A new framework for assessing climate change data helps real estate investors measure risks, including extreme weather events and the costs of transitioning to a low-carbon economy.
Real estate owners face pressing risks from climate change in the form of physical risks from the effects of climate change, as well as risks associated with the transition to a low-carbon economy.
Rising greenhouse-gas emissions (GHG) have lifted average global temperatures, melting glaciers, raising sea levels and shifting patterns of atmospheric currents. Meanwhile, worldwide economic losses from weather disasters rose to $258 billion in 2020, which was 29% higher than the 21st Century average.1 All of this has accentuated the physical risks that real estate investors face. In addition, with respect to transition risks, as new policies to reduce GHG emissions come into effect, investors will need to manage capital expenditures to prioritize energy efficiency and reduce buildings’ emissions to comply with new regulations. Designing effective climate adaptation and mitigation strategies are therefore integral to the success of real estate investing.
Amid growing urgency to incorporate climate-related risks into real estate due diligence and asset management, a number of data providers and analytical tools have emerged. However, navigating the complexity and distinctions among these solutions presents a new challenge for investors. A new report, jointly issued by the Morgan Stanley Institute for Sustainable Investing and Morgan Stanley Investment Management’s Global Real Assets Team, seeks to address this problem by providing real estate investors with a framework for assessing climate risk solutions.
Based on a comparison of several climate risk models for a sample real estate portfolio, Morgan Stanley observed four key findings:
- Low correlation between providers: Because data providers highlight different physical climate risks and use different estimates of weather model projections, there is low correlation between overall measures of climate impact. While there was greater alignment between providers for certain high-risk areas, stark differences emerged for geographically diversified portfolios. Careful analysis is required to establish a comprehensive view of climate risks to a real estate portfolio.
- Not all models include transition risk: Due to the complexities of anticipating future policy responses to climate change, not all solutions account for climate transition risk.
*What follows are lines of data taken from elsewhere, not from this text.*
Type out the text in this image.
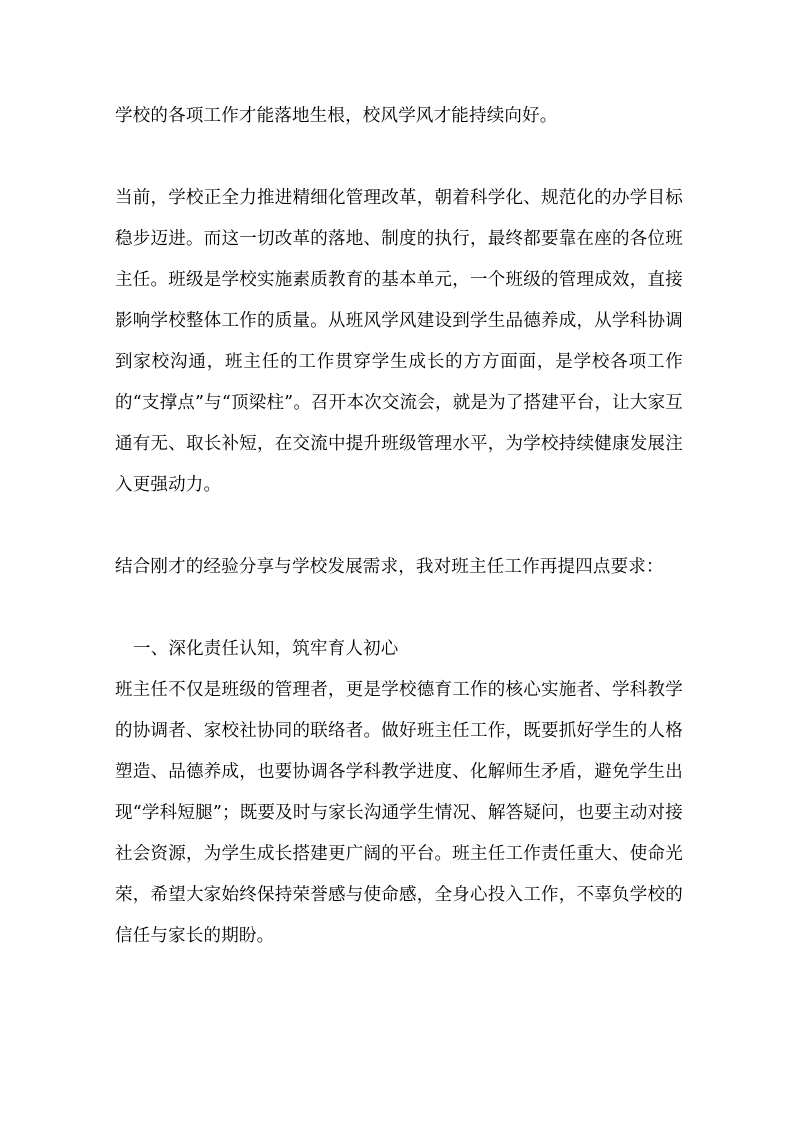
学校的各项工作才能落地生根，校风学风才能持续向好。

当前，学校正全力推进精细化管理改革，朝着科学化、规范化的办学目标稳步迈进。而这一切改革的落地、制度的执行，最终都要靠在座的各位班主任。班级是学校实施素质教育的基本单元，一个班级的管理成效，直接影响学校整体工作的质量。从班风学风建设到学生品德养成，从学科协调到家校沟通，班主任的工作贯穿学生成长的方方面面，是学校各项工作的“支撑点”与“顶梁柱”。召开本次交流会，就是为了搭建平台，让大家互通有无、取长补短，在交流中提升班级管理水平，为学校持续健康发展注入更强动力。

结合刚才的经验分享与学校发展需求，我对班主任工作再提四点要求：

一、深化责任认知，筑牢育人初心

班主任不仅是班级的管理者，更是学校德育工作的核心实施者、学科教学的协调者、家校社协同的联络者。做好班主任工作，既要抓好学生的人格塑造、品德养成，也要协调各学科教学进度、化解师生矛盾，避免学生出现“学科短腿”；既要及时与家长沟通学生情况、解答疑问，也要主动对接社会资源，为学生成长搭建更广阔的平台。班主任工作责任重大、使命光荣，希望大家始终保持荣誉感与使命感，全身心投入工作，不辜负学校的信任与家长的期盼。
However, real estate investors should carefully consider transition risks, such as the potential adoption of carbon pricing, in their projections of future building energy costs and capital expenditures needed to decarbonize buildings over time.
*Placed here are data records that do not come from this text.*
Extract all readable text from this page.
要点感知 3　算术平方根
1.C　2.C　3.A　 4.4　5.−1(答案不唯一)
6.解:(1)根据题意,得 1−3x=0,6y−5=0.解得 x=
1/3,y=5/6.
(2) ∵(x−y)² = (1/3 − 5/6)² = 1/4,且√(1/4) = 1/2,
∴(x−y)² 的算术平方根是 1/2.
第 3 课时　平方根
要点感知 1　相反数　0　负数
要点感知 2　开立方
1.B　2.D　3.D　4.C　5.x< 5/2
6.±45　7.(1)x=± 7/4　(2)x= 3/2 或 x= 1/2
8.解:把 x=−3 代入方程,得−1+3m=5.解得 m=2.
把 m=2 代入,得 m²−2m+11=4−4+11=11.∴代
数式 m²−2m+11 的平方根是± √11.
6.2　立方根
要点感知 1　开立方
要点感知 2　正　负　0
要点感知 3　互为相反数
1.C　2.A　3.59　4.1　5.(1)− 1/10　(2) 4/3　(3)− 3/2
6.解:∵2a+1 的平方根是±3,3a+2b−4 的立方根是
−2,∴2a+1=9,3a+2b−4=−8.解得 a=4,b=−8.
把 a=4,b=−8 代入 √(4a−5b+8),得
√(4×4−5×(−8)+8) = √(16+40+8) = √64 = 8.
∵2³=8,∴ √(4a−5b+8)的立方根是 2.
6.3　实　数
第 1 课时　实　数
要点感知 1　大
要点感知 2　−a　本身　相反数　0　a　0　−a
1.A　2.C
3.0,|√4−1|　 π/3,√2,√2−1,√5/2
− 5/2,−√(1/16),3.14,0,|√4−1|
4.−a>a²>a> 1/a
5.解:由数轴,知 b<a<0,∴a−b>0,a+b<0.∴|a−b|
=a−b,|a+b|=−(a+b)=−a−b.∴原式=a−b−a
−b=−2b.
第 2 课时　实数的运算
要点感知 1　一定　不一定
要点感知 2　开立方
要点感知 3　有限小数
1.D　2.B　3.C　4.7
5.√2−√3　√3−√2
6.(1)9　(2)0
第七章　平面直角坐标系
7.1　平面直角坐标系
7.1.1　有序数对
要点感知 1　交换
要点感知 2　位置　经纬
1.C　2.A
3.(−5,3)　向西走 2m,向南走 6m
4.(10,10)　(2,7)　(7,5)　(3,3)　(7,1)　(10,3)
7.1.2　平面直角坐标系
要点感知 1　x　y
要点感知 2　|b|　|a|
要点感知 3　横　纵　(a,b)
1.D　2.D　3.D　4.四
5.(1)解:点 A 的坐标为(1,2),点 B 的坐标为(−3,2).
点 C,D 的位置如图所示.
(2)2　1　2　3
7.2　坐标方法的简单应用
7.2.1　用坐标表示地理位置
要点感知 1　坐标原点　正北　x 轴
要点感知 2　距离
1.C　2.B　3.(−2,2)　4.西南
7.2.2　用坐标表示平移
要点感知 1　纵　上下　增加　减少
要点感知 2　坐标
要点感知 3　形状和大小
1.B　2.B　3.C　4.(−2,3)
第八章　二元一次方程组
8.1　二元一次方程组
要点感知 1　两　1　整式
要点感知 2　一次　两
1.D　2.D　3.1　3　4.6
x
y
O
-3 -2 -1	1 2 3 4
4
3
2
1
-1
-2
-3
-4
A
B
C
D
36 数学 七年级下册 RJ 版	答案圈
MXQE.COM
- Climate resiliency measures may not be incorporated: Specific asset- and community-level measures to mitigate climate risk, such as the use of floodgates or fire-resistant landscaping, are not incorporated by default into most climate provider assessments. As a result, estimated climate vulnerabilities may be overstated.
- Indirect risk goes largely ignored: In many cases, data providers only capture the potential direct impact of climate change on properties and not the indirect effects related to supply-chain disruptions or on surrounding communities.
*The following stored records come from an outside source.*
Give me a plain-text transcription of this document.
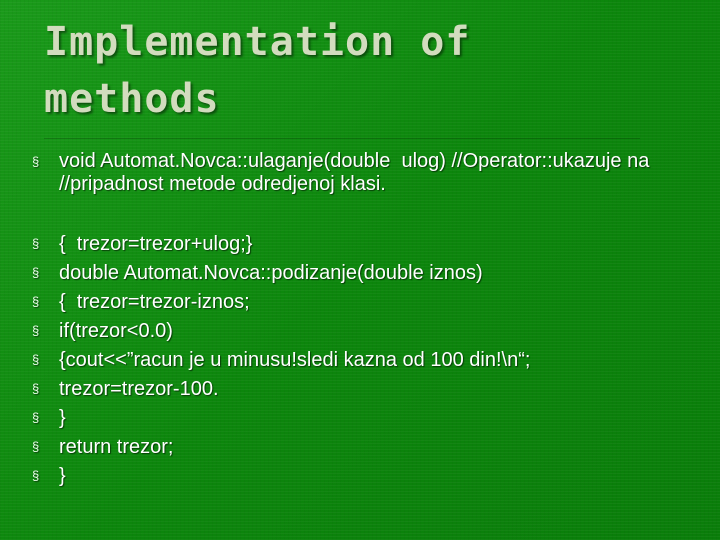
Implementation of
methods
§ void Automat.Novca::ulaganje(double  ulog) //Operator::ukazuje na //pripadnost metode odredjenoj klasi.
§ {  trezor=trezor+ulog;}
§ double Automat.Novca::podizanje(double iznos)
§ {  trezor=trezor-iznos;
§ if(trezor<0.0)
§ {cout<<”racun je u minusu!sledi kazna od 100 din!\n“;
§ trezor=trezor-100.
§ }
§ return trezor;
§ }
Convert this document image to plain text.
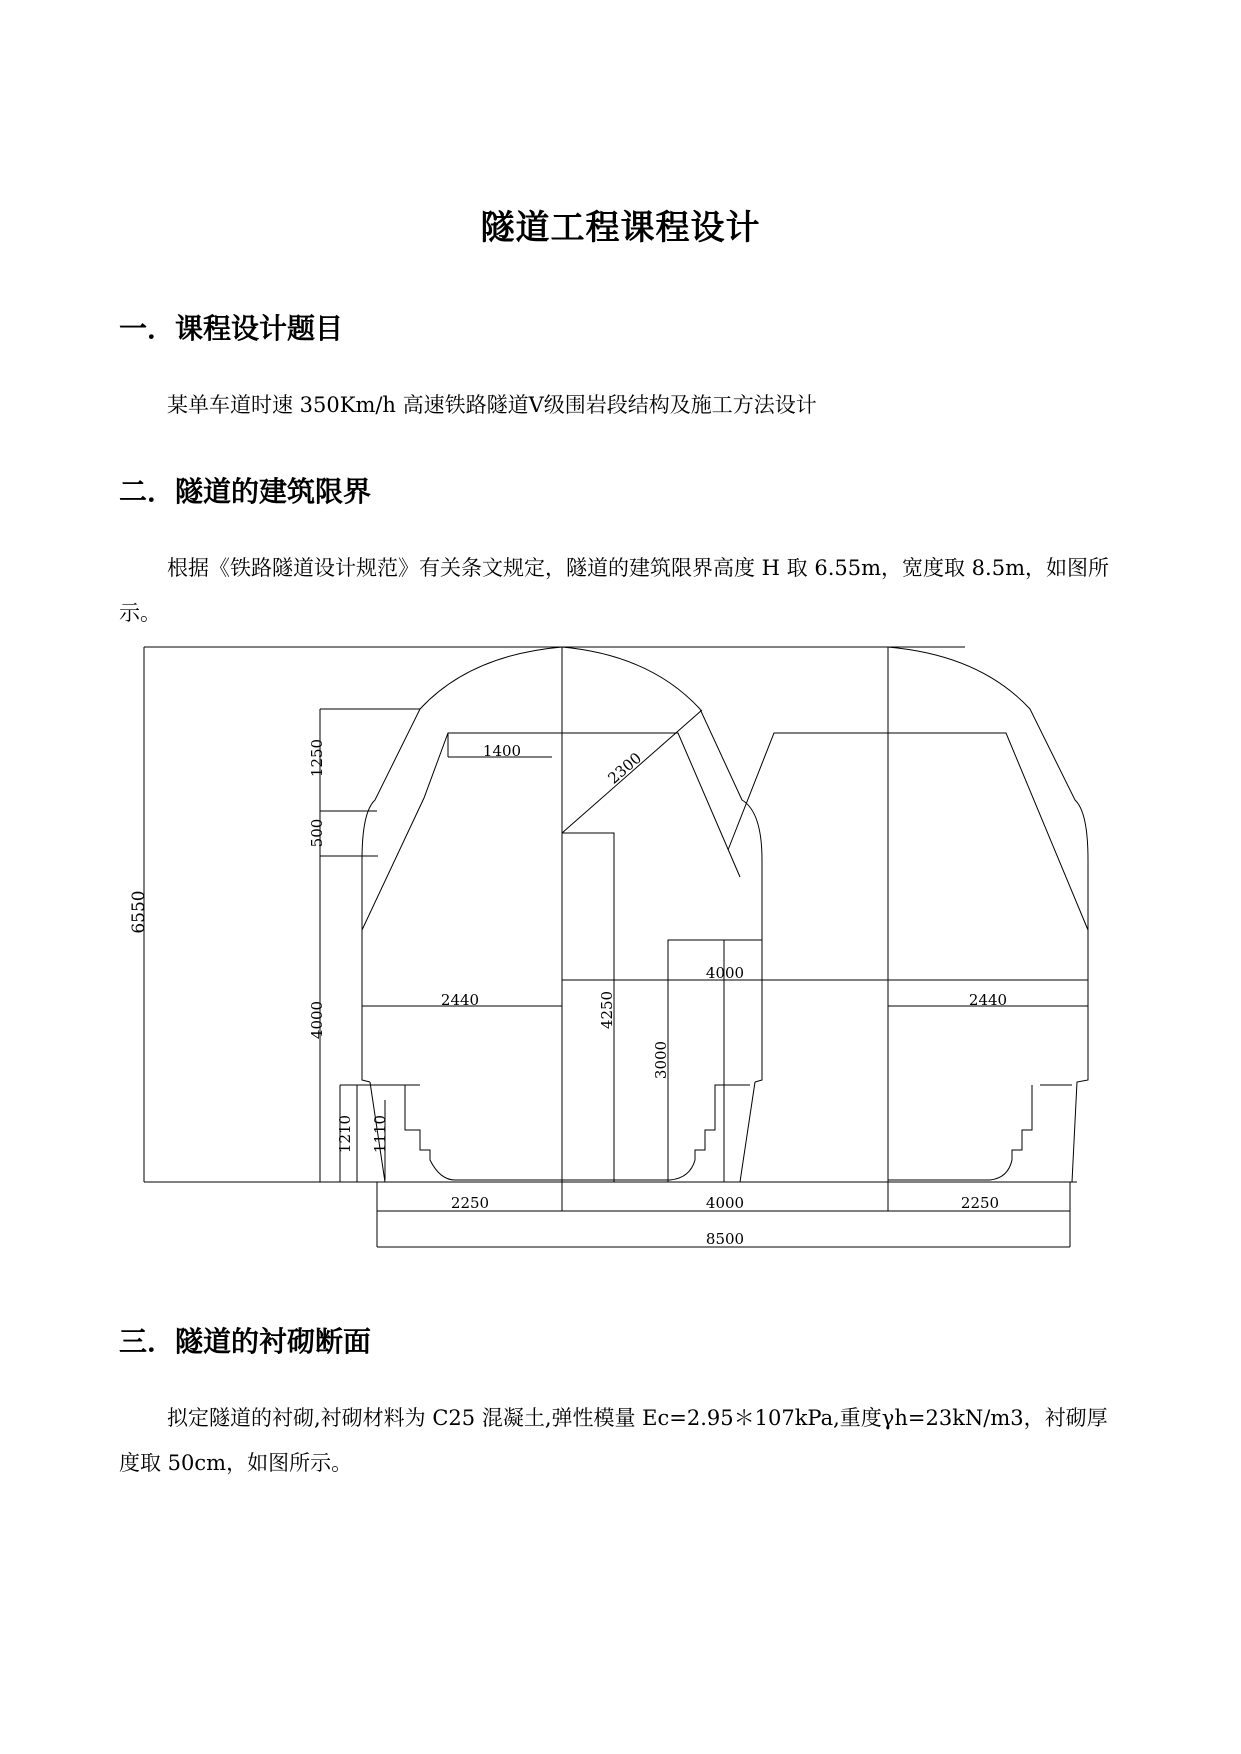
隧道工程课程设计
一．课程设计题目
某单车道时速 350Km/h 高速铁路隧道Ⅴ级围岩段结构及施工方法设计
二．隧道的建筑限界
根据《铁路隧道设计规范》有关条文规定，隧道的建筑限界高度 H 取 6.55m，宽度取 8.5m，如图所示。
6550
1250
500
4000
1210 1110
1400	2300
2440	4250
3000
4000
2440
2250	4000	2250
8500
三．隧道的衬砌断面
拟定隧道的衬砌,衬砌材料为 C25 混凝土,弹性模量 Ec=2.95＊107kPa,重度γh=23kN/m3，衬砌厚度取 50cm，如图所示。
Given these challenges, we recommend that real estate investors consider the following five takeaways when evaluating and selecting climate risk data providers:
- Use both catastrophe and climate risk models. Climate risk models can be classified in two broad categories: catastrophe models and climate change models. Catastrophe models—used widely in the insurance industry—emphasize current risk exposure, based on historical and statistical analyses. Newer and evolving climate models, however, seek to predict future risk exposure based on modeled weather patterns. Combining the use of both models may strengthen risk management.
- Clarify your investment time horizon. Climate models often consider different forward-looking scenarios for GHG emissions and corresponding reference years (e.g., 2020, 2030, 2050 or 2100). For certain real estate investors, a longer-term time horizon may be prudent. Investors should note that model accuracy decreases as time horizon increases.
- Identify which hazards matter most. Data providers consider different types of climate hazards in their models. For example, investors with significant exposure to coastal properties may want to better understand the risk of hurricanes and rising sea levels, whereas those with properties farther inland might be more interested in understanding heatwaves and extreme cold. Additionally, it is important to consider the effects that hazards may have on each other (e.g. heatwaves contributing to an increased likelihood of wildfires).
- Recognize that hazards are defined differently. Taking heat stress as an example, some data providers may report on the anticipated maximum increase in annual temperature, while others may report on the number of days per year that an asset would be exposed to extreme heat events. Investors should be prepared to interpret results accordingly, and choose providers based on which metrics are most relevant to their portfolios.
- Don’t forget about transition risks. Physical climate risks, such as natural disasters, have long concerned real estate investors, but as the global economy seeks to decarbonize, low-carbon policies and emissions targets can also impact net operating income and exit values of real estate investments.
Climate models are an increasingly powerful and available tool to help real estate investors manage risk. By understanding the range of solutions and carefully choosing the right combination of providers, real estate investors can holistically understand their portfolios’ exposure to rising physical and transition climate risks.